2008-11-24 23:04:48 | 事件・犯罪・裁判・司法
小泉容疑者の父、「私の命をささげたいくらい」と謝罪(読売新聞) - goo ニュース

「小泉毅」近所でトラブル 「みんな怖がっていた」(朝日新聞) - goo ニュース

 小泉毅が出頭前に10年ぶりに父親に電話をしていたという報道、また同じく出頭前に、それほど親しいわけでもない階下の住人に「いらないものがあるから」とアダルトDVDを渡していたとの報道に接して、昔、山本夏彦が梅川昭美について次のように述べていたことを思い出した。

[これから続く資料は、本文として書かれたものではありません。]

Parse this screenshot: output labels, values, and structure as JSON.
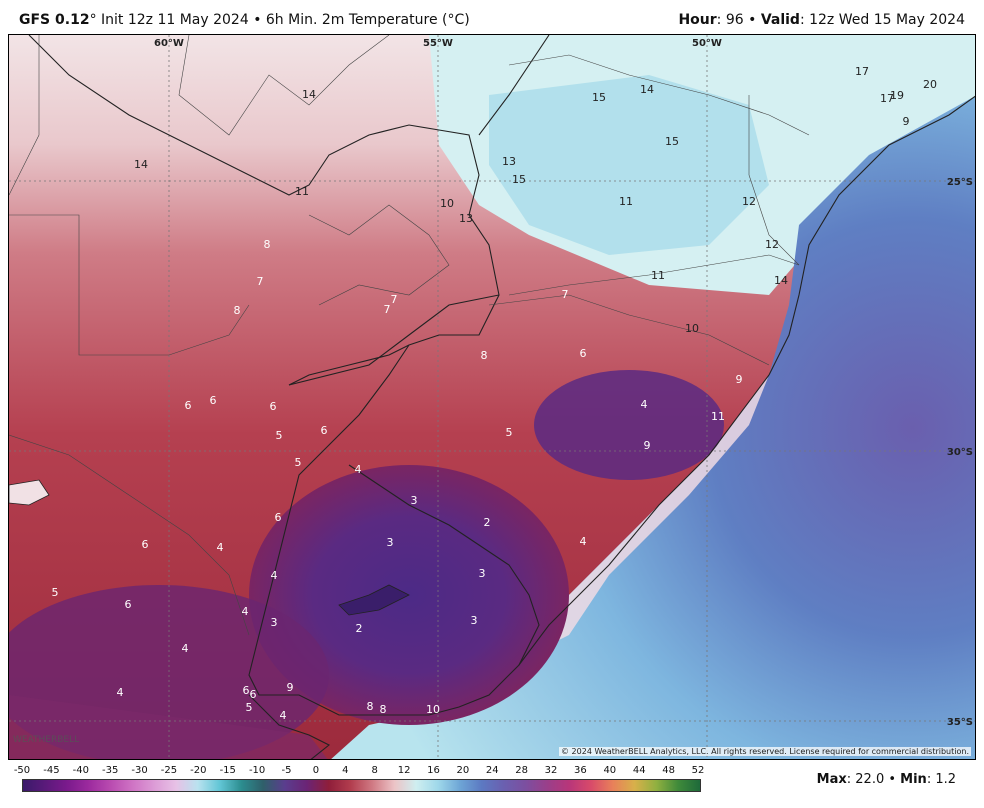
{
  "header": {
    "model": "GFS 0.12",
    "deg": "°",
    "left_rest": " Init 12z 11 May 2024 • 6h Min. 2m Temperature (°C)",
    "hour_label": "Hour",
    "hour_value": ": 96 • ",
    "valid_label": "Valid",
    "valid_value": ": 12z Wed 15 May 2024"
  },
  "map": {
    "lon_labels": [
      "60°W",
      "55°W",
      "50°W"
    ],
    "lat_labels": [
      "25°S",
      "30°S",
      "35°S"
    ],
    "copyright": "© 2024 WeatherBELL Analytics, LLC. All rights reserved. License required for commercial distribution.",
    "logo_text": "WEATHERBELL",
    "temperature_labels": [
      {
        "v": "14"
      },
      {
        "v": "15"
      },
      {
        "v": "14"
      },
      {
        "v": "15"
      },
      {
        "v": "17"
      },
      {
        "v": "17"
      },
      {
        "v": "19"
      },
      {
        "v": "20"
      },
      {
        "v": "9"
      },
      {
        "v": "14"
      },
      {
        "v": "13"
      },
      {
        "v": "15"
      },
      {
        "v": "11"
      },
      {
        "v": "12"
      },
      {
        "v": "10"
      },
      {
        "v": "13"
      },
      {
        "v": "11"
      },
      {
        "v": "8"
      },
      {
        "v": "7"
      },
      {
        "v": "8"
      },
      {
        "v": "7"
      },
      {
        "v": "7"
      },
      {
        "v": "7"
      },
      {
        "v": "11"
      },
      {
        "v": "12"
      },
      {
        "v": "14"
      },
      {
        "v": "10"
      },
      {
        "v": "8"
      },
      {
        "v": "6"
      },
      {
        "v": "9"
      },
      {
        "v": "6"
      },
      {
        "v": "6"
      },
      {
        "v": "6"
      },
      {
        "v": "4"
      },
      {
        "v": "5"
      },
      {
        "v": "5"
      },
      {
        "v": "6"
      },
      {
        "v": "11"
      },
      {
        "v": "5"
      },
      {
        "v": "9"
      },
      {
        "v": "4"
      },
      {
        "v": "3"
      },
      {
        "v": "2"
      },
      {
        "v": "6"
      },
      {
        "v": "3"
      },
      {
        "v": "4"
      },
      {
        "v": "6"
      },
      {
        "v": "4"
      },
      {
        "v": "4"
      },
      {
        "v": "3"
      },
      {
        "v": "5"
      },
      {
        "v": "6"
      },
      {
        "v": "4"
      },
      {
        "v": "3"
      },
      {
        "v": "2"
      },
      {
        "v": "3"
      },
      {
        "v": "4"
      },
      {
        "v": "4"
      },
      {
        "v": "6"
      },
      {
        "v": "6"
      },
      {
        "v": "9"
      },
      {
        "v": "5"
      },
      {
        "v": "4"
      },
      {
        "v": "8"
      },
      {
        "v": "8"
      },
      {
        "v": "10"
      }
    ]
  },
  "colorbar": {
    "ticks": [
      "-50",
      "-45",
      "-40",
      "-35",
      "-30",
      "-25",
      "-20",
      "-15",
      "-10",
      "-5",
      "0",
      "4",
      "8",
      "12",
      "16",
      "20",
      "24",
      "28",
      "32",
      "36",
      "40",
      "44",
      "48",
      "52"
    ],
    "colors": [
      "#3a1a6a",
      "#5a1a7a",
      "#7a1a8c",
      "#9c2a9e",
      "#b94bb0",
      "#cf73c4",
      "#dc9bd6",
      "#e7c1e6",
      "#b9e2ef",
      "#62c6d6",
      "#2c8d8f",
      "#2f5f6a",
      "#5b3d8e",
      "#6b2475",
      "#8f1e3a",
      "#b23d4e",
      "#d07a84",
      "#ecc3c6",
      "#cfeef0",
      "#9fd8ea",
      "#6ea6d6",
      "#5c79c2",
      "#6a60b0",
      "#7c4fa0",
      "#9a3f8a",
      "#b8367a",
      "#d84a6a",
      "#e8805a",
      "#d8b04a",
      "#90b040",
      "#3f8a3a",
      "#1e6a3a"
    ]
  },
  "footer": {
    "max_label": "Max",
    "max_value": ": 22.0 • ",
    "min_label": "Min",
    "min_value": ": 1.2"
  }
}
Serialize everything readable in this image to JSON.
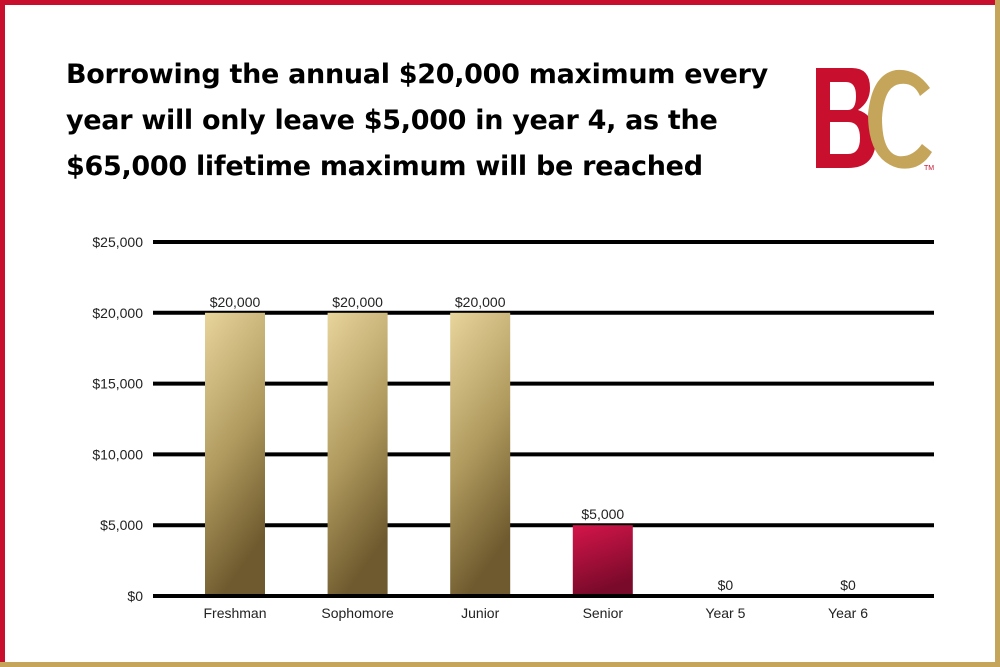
{
  "title": "Borrowing the annual $20,000 maximum every year will only leave $5,000 in year 4, as the $65,000 lifetime maximum will be reached",
  "logo": {
    "text": "BC",
    "trademark": "TM"
  },
  "colors": {
    "gold_light": "#e8d59c",
    "gold_dark": "#6e5a2e",
    "crimson_light": "#d4154a",
    "crimson_dark": "#7a0a2a",
    "brand_red": "#c8102e",
    "brand_gold": "#c5a55a"
  },
  "chart_data": {
    "type": "bar",
    "title": "Borrowing the annual $20,000 maximum every year will only leave $5,000 in year 4, as the $65,000 lifetime maximum will be reached",
    "categories": [
      "Freshman",
      "Sophomore",
      "Junior",
      "Senior",
      "Year 5",
      "Year 6"
    ],
    "values": [
      20000,
      20000,
      20000,
      5000,
      0,
      0
    ],
    "value_labels": [
      "$20,000",
      "$20,000",
      "$20,000",
      "$5,000",
      "$0",
      "$0"
    ],
    "bar_colors": [
      "gold",
      "gold",
      "gold",
      "crimson",
      "gold",
      "gold"
    ],
    "y_ticks": [
      0,
      5000,
      10000,
      15000,
      20000,
      25000
    ],
    "y_tick_labels": [
      "$0",
      "$5,000",
      "$10,000",
      "$15,000",
      "$20,000",
      "$25,000"
    ],
    "ylim": [
      0,
      25000
    ],
    "xlabel": "",
    "ylabel": "",
    "grid": true,
    "legend": "none"
  }
}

 彼は流行の本を小脇にかかえて、このマンションの一階にあるスナックに出没しました。これも私たちがよくすることです。彼のいわゆる友人はこのスナックのマスターと、ここで知り合った何人かで、彼らは麻雀友だちだったようです。そして二十七日、犯人は机のかげでひそかにダイヤルを回して彼らに、また金を借りた相手に電話をかけています。してみると彼は手帳を持っていたことが分ります。犯人は死ぬ覚悟で、だれかに別れを告げたくて電話をかけたのです。
 お察しのとおり私はこの男を哀れに思っています。電話をかける友だちを持たぬ彼に現代人を見ています。むかしから船の中の友は友でないと言います。船の中で知合になっても、船を降りたらもう友でないこと、汽車の中の友が友でないがごとしです。以前はバーやキャバレで知合になった人とは名刺を交換しませんでした。談笑してもそれはバーやキャバレのなかだけのことで、その人を白昼訪ねませんでした。〔中略〕
 スナックのマスターやそこで知り合った麻雀友だちは、やはり友ではありません。思いがけず梅川から電話をもらったマスターは声をのんだことでしょう。「ま、がんばってしっかりやれや」と犯人に言われて、返す言葉がなかったことでしょう。
 梅川はこの期に及んで、借金を返そうとしています。ドロボーや人殺しをして奪った金で借金を返すなんて前代未聞のことで、ドロボーの風上におけないと、本もののドロボーなら笑うでしょう。
 これによってみると、彼は借りたものは返さなければならぬと思っているようです。親孝行もしなければならぬと思っているようです。四国の母親を訪ねると、マスターに土産を持って帰ったと言います。旅すれば必ず土産を持参するという習慣――ずいぶん多くの習慣が滅びましたが、これだけは滅びない習慣――梅川はこの土産を持参する相手がなくて、スナックのマスターに持参したのです。
 彼は人質の中の片親の子と子連れの客をいたわっています。律儀で親切なところがあると言わなければなりません。ただ頭の一個所がこわれているだけです。
(山本夏彦「友のごときもの」――『つかぬことを言う』(中公文庫、1987)より)


 彼は、麻雀仲間的な存在すらも持たなかったのだろうか。

 それでも、人は何らかのかたちで自分を社会に認知させたいと思うものらしい。